Open apps/examples/helloxx/helloxx_main.cxx, which needs to include the following core logic:
#include <cstdio>
#include <syslog.h>
#include "tensorflow/lite/micro/micro_mutable_op_resolver.h"
#include "tensorflow/lite/micro/micro_interpreter.h"
#include "tensorflow/lite/schema/schema_generated.h"
// ==========================================================
// Model Data Definition (Recommend pasting content generated by xxd directly and modifying modifiers)
// ==========================================================
alignas(16) const unsigned char converted_model_tflite[] = {
// ... Paste specific hex data generated by xxd -i here ...

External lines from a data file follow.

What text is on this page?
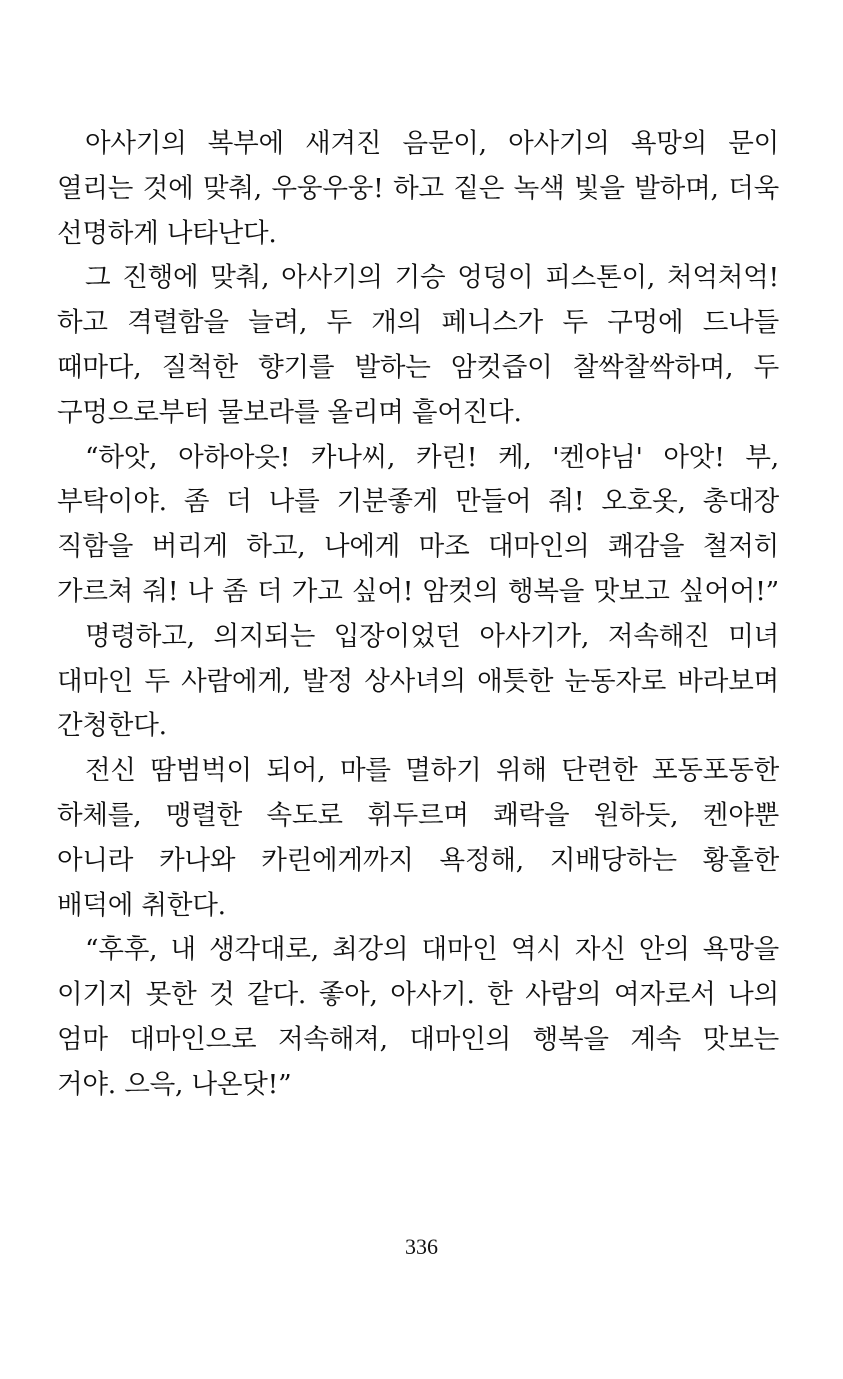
아사기의 복부에 새겨진 음문이, 아사기의 욕망의 문이
열리는 것에 맞춰, 우웅우웅! 하고 짙은 녹색 빛을 발하며, 더욱
선명하게 나타난다.
그 진행에 맞춰, 아사기의 기승 엉덩이 피스톤이, 처억처억!
하고 격렬함을 늘려, 두 개의 페니스가 두 구멍에 드나들
때마다, 질척한 향기를 발하는 암컷즙이 찰싹찰싹하며, 두
구멍으로부터 물보라를 올리며 흩어진다.
“하앗, 아하아읏! 카나씨, 카린! 케, '켄야님' 아앗! 부,
부탁이야. 좀 더 나를 기분좋게 만들어 줘! 오호옷, 총대장
직함을 버리게 하고, 나에게 마조 대마인의 쾌감을 철저히
가르쳐 줘! 나 좀 더 가고 싶어! 암컷의 행복을 맛보고 싶어어!”
명령하고, 의지되는 입장이었던 아사기가, 저속해진 미녀
대마인 두 사람에게, 발정 상사녀의 애틋한 눈동자로 바라보며
간청한다.
전신 땀범벅이 되어, 마를 멸하기 위해 단련한 포동포동한
하체를, 맹렬한 속도로 휘두르며 쾌락을 원하듯, 켄야뿐
아니라 카나와 카린에게까지 욕정해, 지배당하는 황홀한
배덕에 취한다.
“후후, 내 생각대로, 최강의 대마인 역시 자신 안의 욕망을
이기지 못한 것 같다. 좋아, 아사기. 한 사람의 여자로서 나의
엄마 대마인으로 저속해져, 대마인의 행복을 계속 맛보는
거야. 으윽, 나온닷!”
336
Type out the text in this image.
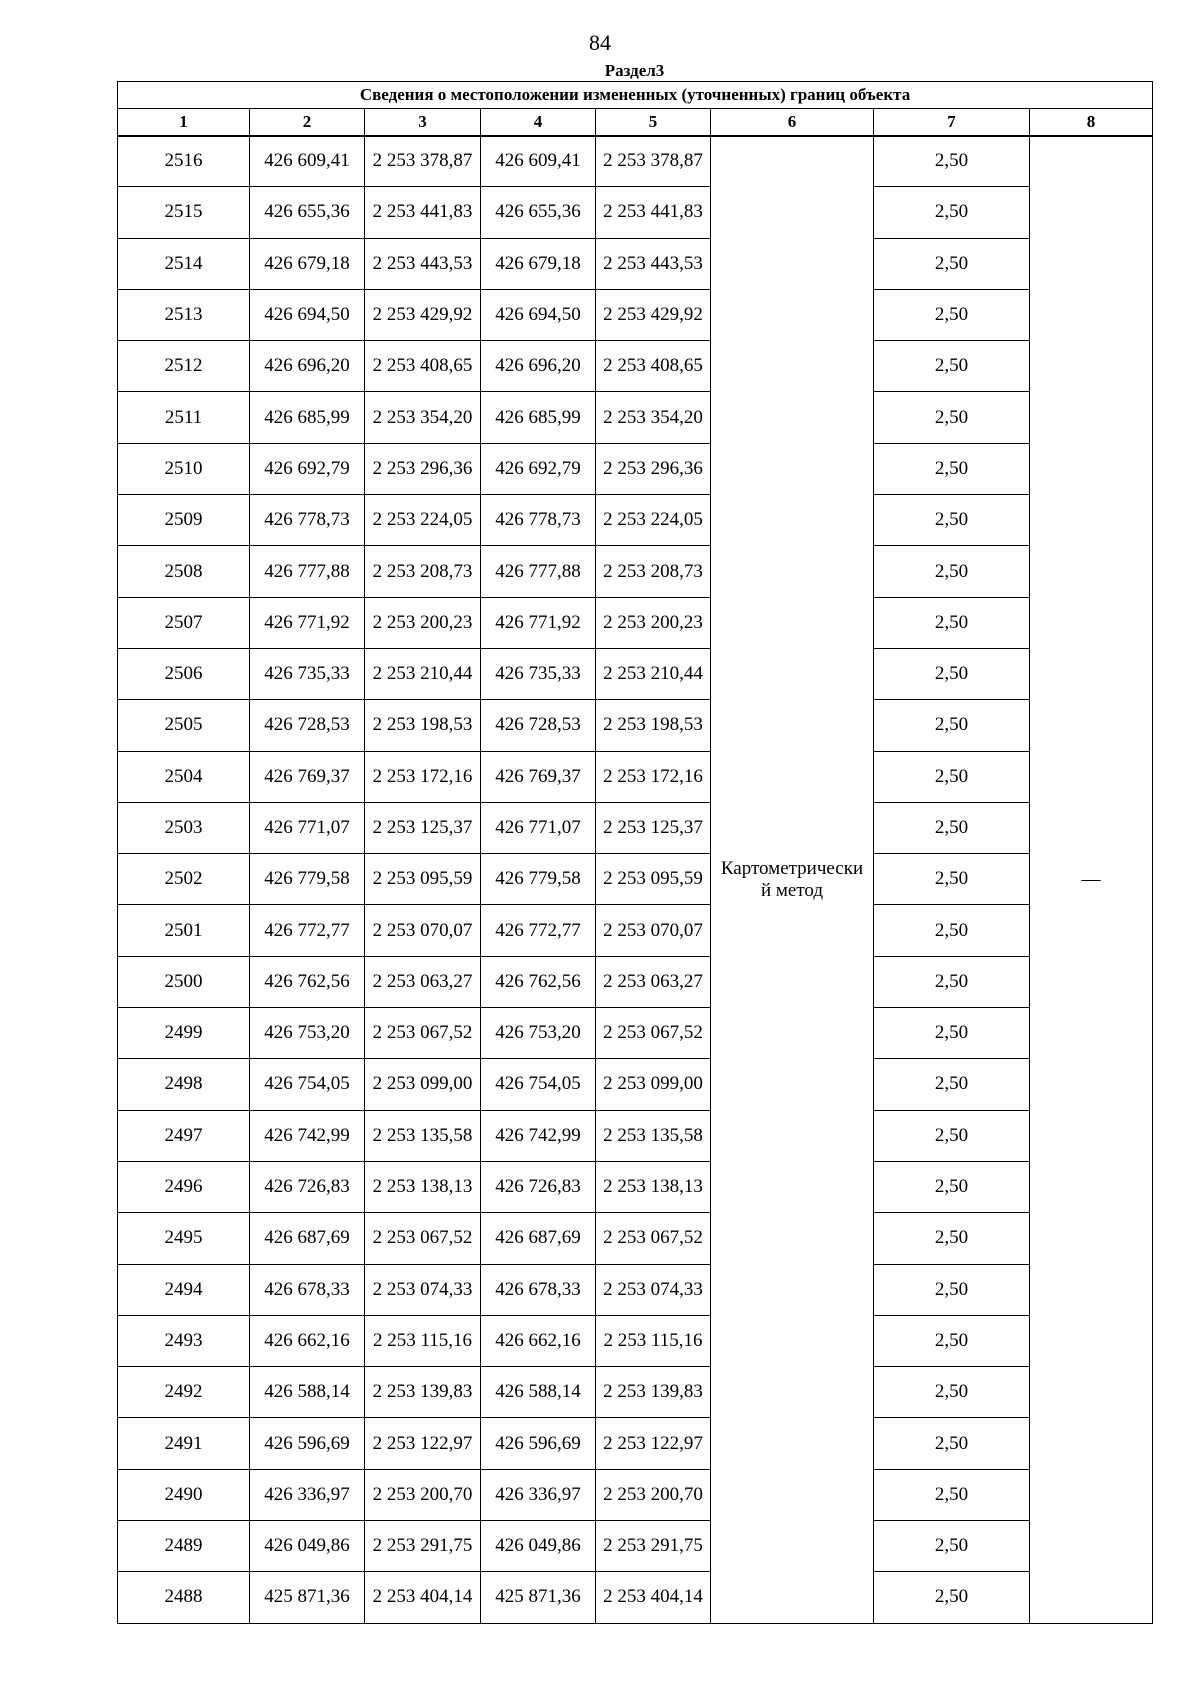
84
Раздел3
Сведения о местоположении измененных (уточненных) границ объекта							
1	2	3	4	5	6	7	8
2516	426 609,41	2 253 378,87	426 609,41	2 253 378,87	Картометрически
й метод	2,50	—
2515	426 655,36	2 253 441,83	426 655,36	2 253 441,83		2,50	
2514	426 679,18	2 253 443,53	426 679,18	2 253 443,53		2,50	
2513	426 694,50	2 253 429,92	426 694,50	2 253 429,92		2,50	
2512	426 696,20	2 253 408,65	426 696,20	2 253 408,65		2,50	
2511	426 685,99	2 253 354,20	426 685,99	2 253 354,20		2,50	
2510	426 692,79	2 253 296,36	426 692,79	2 253 296,36		2,50	
2509	426 778,73	2 253 224,05	426 778,73	2 253 224,05		2,50	
2508	426 777,88	2 253 208,73	426 777,88	2 253 208,73		2,50	
2507	426 771,92	2 253 200,23	426 771,92	2 253 200,23		2,50	
2506	426 735,33	2 253 210,44	426 735,33	2 253 210,44		2,50	
2505	426 728,53	2 253 198,53	426 728,53	2 253 198,53		2,50	
2504	426 769,37	2 253 172,16	426 769,37	2 253 172,16		2,50	
2503	426 771,07	2 253 125,37	426 771,07	2 253 125,37		2,50	
2502	426 779,58	2 253 095,59	426 779,58	2 253 095,59		2,50	
2501	426 772,77	2 253 070,07	426 772,77	2 253 070,07		2,50	
2500	426 762,56	2 253 063,27	426 762,56	2 253 063,27		2,50	
2499	426 753,20	2 253 067,52	426 753,20	2 253 067,52		2,50	
2498	426 754,05	2 253 099,00	426 754,05	2 253 099,00		2,50	
2497	426 742,99	2 253 135,58	426 742,99	2 253 135,58		2,50	
2496	426 726,83	2 253 138,13	426 726,83	2 253 138,13		2,50	
2495	426 687,69	2 253 067,52	426 687,69	2 253 067,52		2,50	
2494	426 678,33	2 253 074,33	426 678,33	2 253 074,33		2,50	
2493	426 662,16	2 253 115,16	426 662,16	2 253 115,16		2,50	
2492	426 588,14	2 253 139,83	426 588,14	2 253 139,83		2,50	
2491	426 596,69	2 253 122,97	426 596,69	2 253 122,97		2,50	
2490	426 336,97	2 253 200,70	426 336,97	2 253 200,70		2,50	
2489	426 049,86	2 253 291,75	426 049,86	2 253 291,75		2,50	
2488	425 871,36	2 253 404,14	425 871,36	2 253 404,14		2,50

0x1c, 0x00, 0x00, 0x00, 0x54, 0x46, 0x4c, 0x33, // Example header
// ... Middle data omitted ...
};
const unsigned int converted_model_tflite_len = 18200; // Please fill in the actual length
static void test_inference(const void* file_data, size_t arenaSize) {
// 1. Load model
const tflite::Model* model = tflite::GetModel(file_data);
// 2. Register operators
// Note: Only the FullyConnected operator is registered here; add others based on actual model requirements
tflite::MicroMutableOpResolver<1> resolver;
resolver.AddFullyConnected(tflite::Register_FULLY_CONNECTED());
// 3. Allocate memory and instantiate interpreter
std::unique_ptr<uint8_t[]> pArena(new uint8_t[arenaSize]);
// Create an interpreter instance. The interpreter requires the model, operator resolver, and memory buffer as inputs
tflite::MicroInterpreter interpreter(model,
resolver, pArena.get(), arenaSize);
// Allocate tensor memory
interpreter.AllocateTensors();
// 4. Write input data
TfLiteTensor* input_tensor = interpreter.input(0);
float* input_tensor_data = tflite::GetTensorData<float>(input_tensor);
// Test case: Input x = pi/2 (1.5708), expected model output y approx 1.0
float x_value = 1.5708f;
input_tensor_data[0] = x_value;
// 5. Execute inference
interpreter.Invoke();
// Read output result
TfLiteTensor* output_tensor = interpreter.output(0);
float* output_tensor_data = tflite::GetTensorData<float>(output_tensor);
printf("Output value after inference: %f\n", output_tensor_data[0]);
}
4. Verify Results
After compiling and flashing the firmware, run the helloxx command. The terminal should output the following inference result:
Output value after inference:0.99999
If the output value is close to 1.0, it indicates that the model has been successfully loaded on the openvela platform and has completed a sine wave inference calculation.